What are the reported values of each quantity?

  1. Current Conditions
  2. Cloud Cover, Type
  3. Visibility (miles)
  4. Temperature (degrees F or C)
  5. Pressure and Pressure Change (millibars)
  6. Dewpoint Temperature (degrees C or F)
  7. Wind Direction, Speed (knots)
  8. Precipitation (inches)

How are each of these quantities measured. What instruments are used?

[ See p. 18 and Appendix H in text for lists of weather symbols]




When plotting pressure data using station model notation, we save space by leaving off the last "9" or "10" as well as the decimal point (values of pressure and pressure change are reported to nearest tenth of a millibar).

Station measurement 	Value plotted on weather map

	1023.4 mb 		234

	 996.8 mb		968


Value on map		Pressure measurement

	105			1010.5
 
	982			 998.2


Remember: Pressure values are reported as equivalent sea level pressure! Why is this? How is this done?



High and Low Pressure Centers



The highest and lowest pressure values plotted on a weather map are labeled with an "H" or an "L", respectively. Isobars are also drawn to make it easier to pick out horizontal differences in surface pressure.

The term "gradient" refers to a change in a quantity in a particular direction. In this case we are looking at changes in surface pressure in the horizontal direction.

Lines marking the boundary between higher pressures and lower pressures are called isobars. Their name refers to the fact that they are essentially lines of constant pressure. Isobars illustrate the pressure gradient - when isobars are closely spaced, the gradient is large or "steep"; when isobars are relatively far apart, the gradient is weak. Since horizontal winds arise from differences in air pressure, the spacing of the isobars (and the strength of the gradient) can be used to indicate windy conditions.
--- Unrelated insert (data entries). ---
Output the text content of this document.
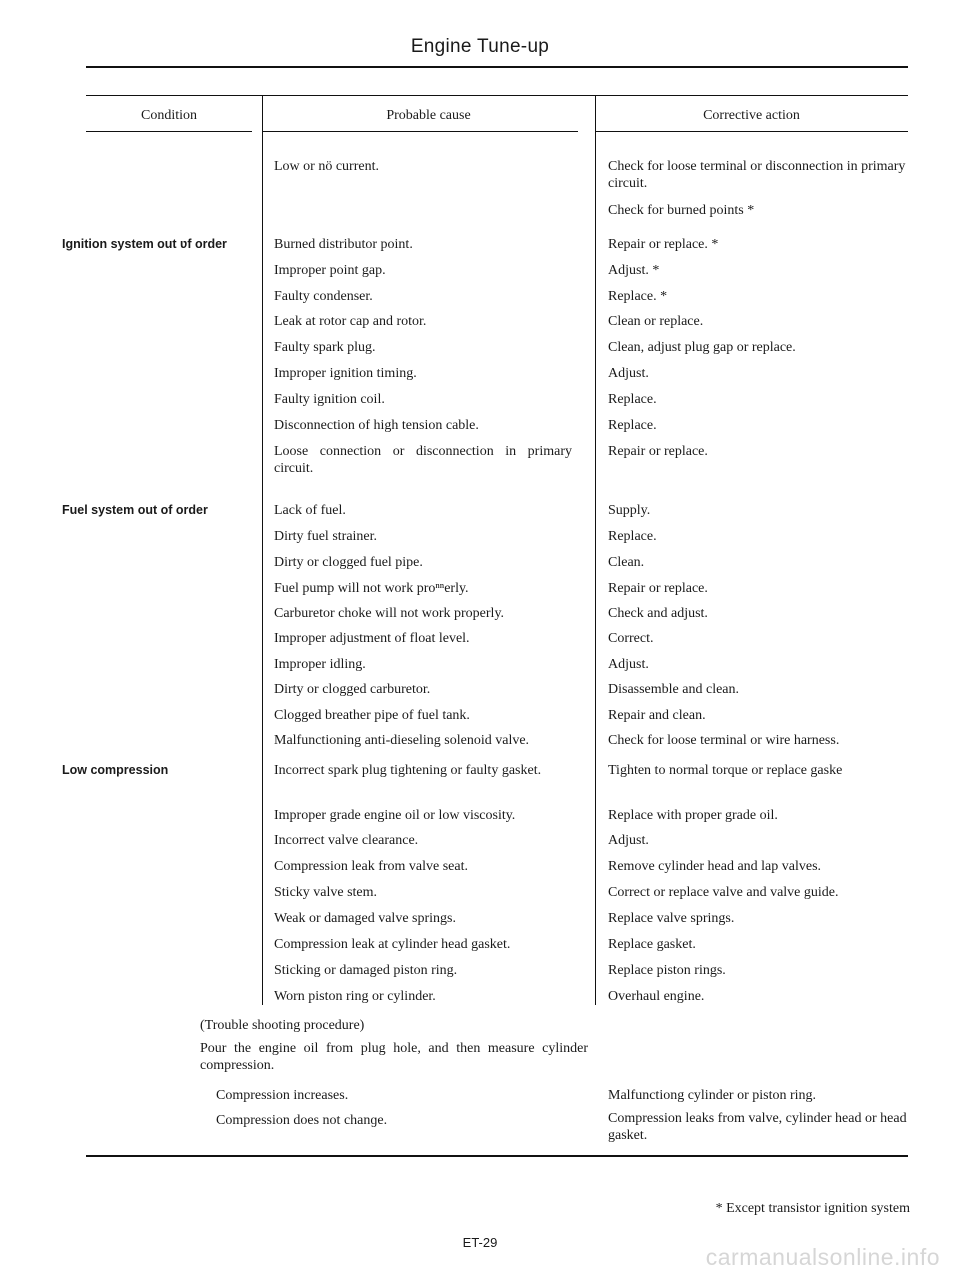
Engine Tune-up
Condition	Probable cause	Corrective action
Ignition system out ʋf order
Fuel system out of order
Low compression
Low or nö current.
Burned distributor point.
Improper point gap.
Faulty condenser.
Leak at rotor cap and rotor.
Faulty spark plug.
Improper ignition timing.
Faulty ignition coil.
Disconnection of high tension cable.
Loose connection or disconnection in primary circuit.
Lack of fuel.
Dirty fuel strainer.
Dirty or clogged fuel pipe.
Fuel pump will not work proⁿⁿerly.
Carburetor choke will not work properly.
Improper adjustment of float level.
Improper idling.
Dirty or clogged carburetor.
Clogged breather pipe of fuel tank.
Malfunctioning anti-dieseling solenoid valve.
Incorrect spark plug tightening or faulty gasket.
Improper grade engine oil or low viscosity.
Incorrect valve clearance.
Compression leak from valve seat.
Sticky valve stem.
Weak or damaged valve springs.
Compression leak at cylinder head gasket.
Sticking or damaged piston ring.
Worn piston ring or cylinder.
Check for loose terminal or disconnection in primary circuit.
Check for burned points *
Repair or replace. *
Adjust. *
Replace. *
Clean or replace.
Clean, adjust plug gap or replace.
Adjust.
Replace.
Replace.
Repair or replace.
Supply.
Replace.
Clean.
Repair or replace.
Check and adjust.
Correct.
Adjust.
Disassemble and clean.
Repair and clean.
Check for loose terminal or wire harness.
Tighten to normal torque or replace gaske
Replace with proper grade oil.
Adjust.
Remove cylinder head and lap valves.
Correct or replace valve and valve guide.
Replace valve springs.
Replace gasket.
Replace piston rings.
Overhaul engine.
(Trouble shooting procedure)
Pour the engine oil from plug hole, and then measure cylinder compression.
Compression increases.
Compression does not chanɡe.
Malfunctiong cylinder or piston ring.
Compression leaks from valve, cylinder head or head gasket.
* Except transistor ignition system
ET-29
carmanualsonline.info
Examination of a typical weather map (see Figure 1.14) shows how weather observations from many locations can be used to get the overall picture of conditions affecting a large area. Note the relationship between the locations of the high and low pressure centers, observed weather, clouds, and wind direction. In general, cloudy conditions and precipitation are associated with the low - clear conditions and fairly calm winds are associated with the high. Also note the counter-clockwise (or "cyclonic") wind pattern around the low, and the clockwise (or "anti-cyclonic") wind pattern around the high.

These patterns can be simply understood by considering three basic forces at work in the atmosphere:

  • pressure gradient force - acts to move air from higher pressures to lower pressures
  • Coriolis force - an effect arising from the Earth's rotation which acts to deflect large, slow-moving air masses to the right relative to the direction of motion in the Northern Hemisphere (in the Southern Hemisphere, the Coriolis force deflects air to the west).
  • friction - collisions between air molecules and the surface (and with each other) act to slow molecules down; this effect is important at and near the surface

The cyclonic/anti-cyclonic flow around a surface low/high arises from the combination of the pressure gradient force and the Coriolis force (see handout for example). In the absence of friction, air would tend to flow parallel to the isobars drawn on a weather map. Friction causes air to flow slightly across isobars toward lower pressures (why is this?). Thus air tends to converge near the center of the low and diverge around the center of the high.

To understand what this convergence and divergence means, look at Figure 8.17 in the text. The principle of continuity illustrated there shows that convergence at the surface is balanced by rising air motions, while divergence at the surface requires sinking motion. As we'll find out later, rising motion is key to the formation of clouds and precipitation. Sinking motions inhibit cloud formation.


Fronts and the Frontal Cyclone Model


Refer to the class handout from Friday 9/3 for the definition of the different kinds of fronts drawn on a weather map, and how they are drawn.

To describe the postion of warm and cold fronts in the frontal cyclone model (Figures 1.18 and 1.19), remember which direction the surface winds blow around a low pressure center and also remember the basic temperature pattern - over the United States, for example, this temperature pattern consists of warmer air to the south and cooler air to the north, generally speaking.

Fronts are important because they provide a source of rising air motion, which can lead to cloud formation and precipitation. Cold air is more dense than warm air, so when they meet, the warm air is forced to rise. Note in particular how different kinds of precipitation are generated by cold fronts and warm fronts, respectivley. Precipitation associated with a cold front is usually more violent and short-lived; precipitation from a warm front is usually more steady and long lasting. Why is this?

The different stages of development in the life of a frontal cyclone are depicted in Figure 1.21. Note how the stationary and occluded fronts form. The discussion in the text is pretty good here, so I won't bother to repeat it. You should read pp 22-31 carefully, since I didn't cover all of it in class.